Different decline-curve-analysis (DCA) methods have been proposed to predict the production performance of both conventional and unconventional-shale reservoirs. These methods range from empirical to semiempirical and theoretical. The different methods were developed using specific data sets and have their own assumptions and limitations, and thus are not universally applicable.
This study shows that a DCA method should be capable of simultaneously modeling the flow regime prevalent around the well and the changes in reservoir properties with time, to be able to successfully represent the production performance of the well and predict future performance. In shales, flow regimes can be linear, bilinear, multifracture linear, post-linear, stimulated-reservoir-volume (SRV) -dominated boundary flow, or compound linear. The change in fracture conductivity caused by fines migration, embedment, crushing, diagenesis, and change in stresses because of production is another important phenomenon for which a DCA method must account.
This study critically analyzes various proposed historical DCA methods with respect to their capability to model fracture-flow regimes and changes in fracture conductivity with time. Upon close examination, it was found that both the linear-flow regimes and changes in fracture conductivity with time follow a power-law function. Thus, the reason for the successful application of the Arps (1944) hyperbolic, power-law-exponential (PLE), stretched-exponential-decline (SEPD), and Duong (2010) methods is that decline rates in these methods are a power-law function or can be closely approximated by a power-law function.

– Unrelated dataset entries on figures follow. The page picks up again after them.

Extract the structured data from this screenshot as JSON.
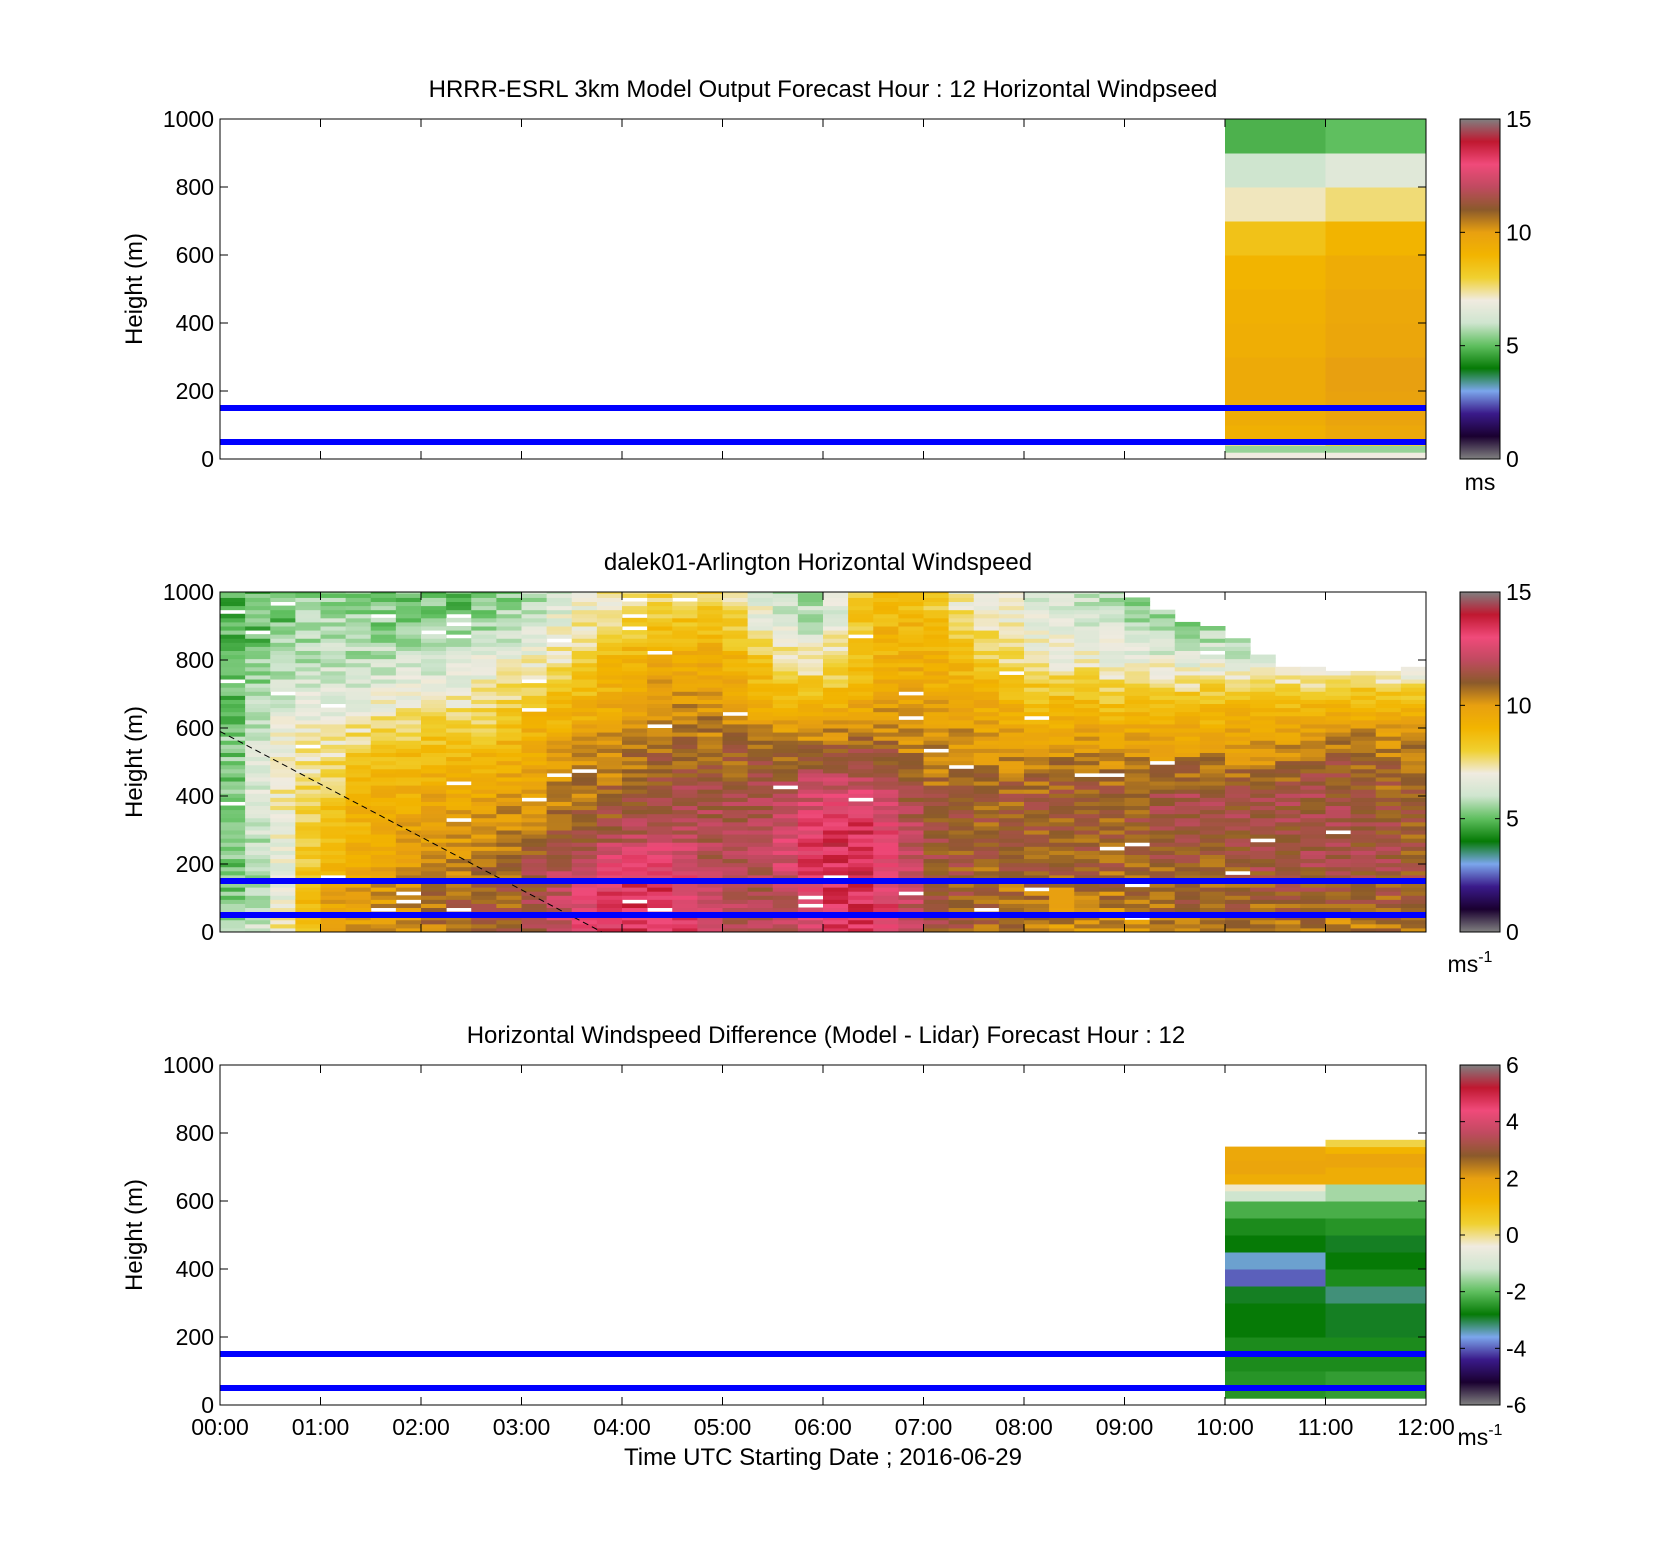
{
  "figure": {
    "xlabel": "Time UTC  Starting Date ; 2016-06-29",
    "x_ticks": [
      "00:00",
      "01:00",
      "02:00",
      "03:00",
      "04:00",
      "05:00",
      "06:00",
      "07:00",
      "08:00",
      "09:00",
      "10:00",
      "11:00",
      "12:00"
    ],
    "line_color": "#0000ff",
    "colormap": {
      "speed_stops": [
        "#808080",
        "#1a0030",
        "#3a1a8a",
        "#7ba6ec",
        "#067a06",
        "#5fbf5f",
        "#cfe5cf",
        "#f0ebe0",
        "#f0d030",
        "#f2b400",
        "#e8a010",
        "#8b5a2b",
        "#c04a60",
        "#f04a7a",
        "#c01830",
        "#808080"
      ],
      "diff_stops": [
        "#808080",
        "#1a0030",
        "#3a1a8a",
        "#7ba6ec",
        "#067a06",
        "#5fbf5f",
        "#cfe5cf",
        "#f0ebe0",
        "#f0d030",
        "#f2b400",
        "#e8a010",
        "#8b5a2b",
        "#c04a60",
        "#f04a7a",
        "#c01830",
        "#808080"
      ]
    }
  },
  "chart_data": [
    {
      "type": "heatmap",
      "title": "HRRR-ESRL 3km Model Output   Forecast Hour : 12 Horizontal Windpseed",
      "ylabel": "Height (m)",
      "xlim": [
        0,
        12
      ],
      "ylim": [
        0,
        1000
      ],
      "y_ticks": [
        "0",
        "200",
        "400",
        "600",
        "800",
        "1000"
      ],
      "colorbar": {
        "ticks": [
          "0",
          "5",
          "10",
          "15"
        ],
        "range": [
          0,
          15
        ],
        "units": "ms"
      },
      "horizontal_lines_m": [
        50,
        150
      ],
      "columns": [
        {
          "x_start": 10,
          "x_end": 11,
          "levels_m": [
            0,
            20,
            40,
            60,
            100,
            150,
            200,
            300,
            400,
            500,
            600,
            700,
            800,
            900,
            1000
          ],
          "values": [
            7.0,
            5.5,
            7.5,
            9.2,
            9.4,
            9.5,
            9.5,
            9.3,
            9.2,
            9.0,
            8.5,
            7.2,
            6.0,
            4.8,
            3.5
          ]
        },
        {
          "x_start": 11,
          "x_end": 12,
          "levels_m": [
            0,
            20,
            40,
            60,
            100,
            150,
            200,
            300,
            400,
            500,
            600,
            700,
            800,
            900,
            1000
          ],
          "values": [
            7.0,
            5.5,
            8.0,
            9.6,
            9.8,
            9.9,
            10.0,
            9.7,
            9.6,
            9.4,
            9.0,
            7.6,
            6.5,
            5.0,
            4.3
          ]
        }
      ]
    },
    {
      "type": "heatmap",
      "title": "dalek01-Arlington  Horizontal Windspeed",
      "ylabel": "Height (m)",
      "xlim": [
        0,
        12
      ],
      "ylim": [
        0,
        1000
      ],
      "y_ticks": [
        "0",
        "200",
        "400",
        "600",
        "800",
        "1000"
      ],
      "colorbar": {
        "ticks": [
          "0",
          "5",
          "10",
          "15"
        ],
        "range": [
          0,
          15
        ],
        "units": "ms-1"
      },
      "horizontal_lines_m": [
        50,
        150
      ],
      "dashed_line": {
        "x": [
          0,
          3.8
        ],
        "y": [
          590,
          0
        ]
      },
      "time_hours": [
        0.0,
        0.5,
        1.0,
        1.5,
        2.0,
        2.5,
        3.0,
        3.5,
        4.0,
        4.5,
        5.0,
        5.5,
        6.0,
        6.5,
        7.0,
        7.5,
        8.0,
        8.5,
        9.0,
        9.5,
        10.0,
        10.5,
        11.0,
        11.5,
        12.0
      ],
      "heights_m": [
        0,
        100,
        200,
        300,
        400,
        500,
        600,
        700,
        800,
        900,
        1000
      ],
      "speed_ms": [
        [
          5.5,
          5.0,
          4.8,
          4.8,
          4.8,
          4.8,
          4.8,
          4.8,
          4.8,
          4.8,
          4.8
        ],
        [
          6.5,
          6.0,
          6.0,
          6.5,
          7.0,
          7.0,
          6.5,
          6.0,
          5.5,
          5.0,
          5.0
        ],
        [
          9.5,
          9.5,
          9.0,
          8.5,
          8.0,
          7.5,
          7.0,
          6.5,
          6.0,
          5.8,
          5.5
        ],
        [
          10.0,
          10.0,
          9.8,
          9.5,
          9.0,
          8.5,
          7.5,
          6.5,
          6.0,
          5.5,
          5.0
        ],
        [
          10.5,
          10.5,
          10.0,
          9.8,
          9.5,
          9.0,
          8.0,
          7.0,
          6.0,
          5.5,
          5.0
        ],
        [
          11.0,
          11.0,
          10.5,
          10.0,
          9.5,
          9.0,
          8.0,
          7.0,
          6.5,
          5.5,
          5.0
        ],
        [
          11.0,
          11.0,
          11.0,
          10.5,
          10.0,
          9.5,
          9.0,
          8.0,
          7.0,
          6.0,
          5.5
        ],
        [
          12.5,
          12.5,
          12.0,
          11.0,
          10.5,
          10.0,
          9.5,
          8.5,
          7.5,
          7.0,
          6.5
        ],
        [
          13.5,
          13.5,
          13.0,
          11.5,
          11.0,
          10.5,
          10.0,
          9.5,
          9.0,
          8.0,
          7.5
        ],
        [
          13.5,
          13.5,
          13.0,
          12.0,
          11.5,
          11.0,
          10.5,
          10.0,
          9.5,
          8.5,
          8.0
        ],
        [
          12.0,
          12.0,
          11.5,
          11.5,
          11.5,
          11.0,
          10.5,
          10.0,
          9.5,
          8.5,
          8.0
        ],
        [
          11.5,
          11.5,
          12.0,
          12.0,
          11.5,
          11.0,
          10.0,
          9.0,
          8.0,
          6.5,
          6.0
        ],
        [
          13.0,
          13.5,
          13.5,
          13.5,
          12.5,
          11.5,
          10.0,
          8.5,
          7.0,
          6.0,
          5.5
        ],
        [
          13.5,
          13.5,
          13.5,
          13.5,
          12.5,
          11.5,
          10.5,
          9.5,
          9.0,
          9.0,
          9.0
        ],
        [
          11.5,
          11.5,
          11.5,
          11.5,
          11.0,
          10.5,
          10.0,
          9.5,
          9.5,
          9.0,
          8.5
        ],
        [
          11.0,
          11.0,
          11.0,
          11.0,
          11.0,
          10.5,
          10.0,
          9.5,
          8.5,
          7.5,
          6.5
        ],
        [
          10.5,
          10.5,
          11.0,
          11.0,
          11.0,
          10.5,
          9.5,
          8.5,
          7.5,
          7.0,
          6.5
        ],
        [
          10.0,
          10.5,
          11.0,
          11.0,
          11.0,
          10.5,
          9.5,
          8.5,
          7.0,
          6.5,
          6.0
        ],
        [
          10.0,
          10.5,
          11.0,
          11.0,
          11.0,
          10.5,
          9.5,
          8.0,
          7.0,
          6.0,
          5.5
        ],
        [
          10.5,
          11.0,
          11.0,
          11.5,
          11.5,
          10.5,
          9.5,
          8.0,
          6.5,
          5.5,
          5.0
        ],
        [
          10.5,
          11.0,
          11.0,
          11.5,
          11.5,
          10.5,
          9.5,
          8.5,
          6.5,
          5.5,
          5.0
        ],
        [
          10.5,
          11.0,
          11.5,
          11.5,
          11.5,
          10.5,
          9.5,
          8.0,
          6.0,
          5.0,
          5.0
        ],
        [
          10.5,
          11.0,
          11.5,
          11.5,
          11.5,
          11.0,
          10.0,
          8.5,
          6.0,
          5.0,
          5.0
        ],
        [
          10.5,
          11.0,
          11.5,
          11.5,
          11.0,
          11.0,
          10.0,
          8.5,
          6.0,
          5.0,
          5.0
        ],
        [
          10.5,
          11.0,
          11.0,
          11.0,
          11.0,
          10.5,
          10.0,
          8.0,
          5.5,
          4.5,
          4.5
        ]
      ],
      "data_top_m": [
        1000,
        1000,
        1000,
        1000,
        1000,
        1000,
        1000,
        1000,
        1000,
        1000,
        1000,
        1000,
        1000,
        1000,
        1000,
        1000,
        1000,
        1000,
        1000,
        920,
        880,
        780,
        770,
        760,
        780
      ]
    },
    {
      "type": "heatmap",
      "title": "Horizontal Windspeed Difference (Model - Lidar) Forecast Hour : 12",
      "ylabel": "Height (m)",
      "xlim": [
        0,
        12
      ],
      "ylim": [
        0,
        1000
      ],
      "y_ticks": [
        "0",
        "200",
        "400",
        "600",
        "800",
        "1000"
      ],
      "colorbar": {
        "ticks": [
          "-6",
          "-4",
          "-2",
          "0",
          "2",
          "4",
          "6"
        ],
        "range": [
          -6,
          6
        ],
        "units": "ms-1"
      },
      "horizontal_lines_m": [
        50,
        150
      ],
      "columns": [
        {
          "x_start": 10,
          "x_end": 11,
          "levels_m": [
            20,
            100,
            200,
            300,
            350,
            400,
            450,
            500,
            550,
            600,
            630,
            650,
            680,
            720
          ],
          "values": [
            -2.5,
            -2.6,
            -2.8,
            -2.9,
            -4.0,
            -3.5,
            -2.8,
            -2.6,
            -2.2,
            -1.2,
            -0.3,
            1.5,
            1.8,
            1.7
          ]
        },
        {
          "x_start": 11,
          "x_end": 12,
          "levels_m": [
            20,
            100,
            200,
            300,
            350,
            400,
            450,
            500,
            550,
            600,
            650,
            700,
            740,
            760
          ],
          "values": [
            -2.4,
            -2.6,
            -2.9,
            -3.2,
            -2.6,
            -2.8,
            -2.9,
            -2.5,
            -2.2,
            -1.5,
            1.5,
            1.8,
            1.2,
            0.3
          ]
        }
      ]
    }
  ]
}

A new simplified decline-curve equation is proposed by modifying the existing Arps exponential-decline equation, where the constant-decline rate is replaced by a power-law-function variable decline rate. The application of this method is shown using production data from Haynesville Formation and Eagle Ford Formation shales. The average error in cumulative-production prediction for 20 wells was found to be only 3% in Haynesville wells and 2% in Eagle Ford wells. This method is very robust and can account for different flow regimes and changes in fracture conductivity with time.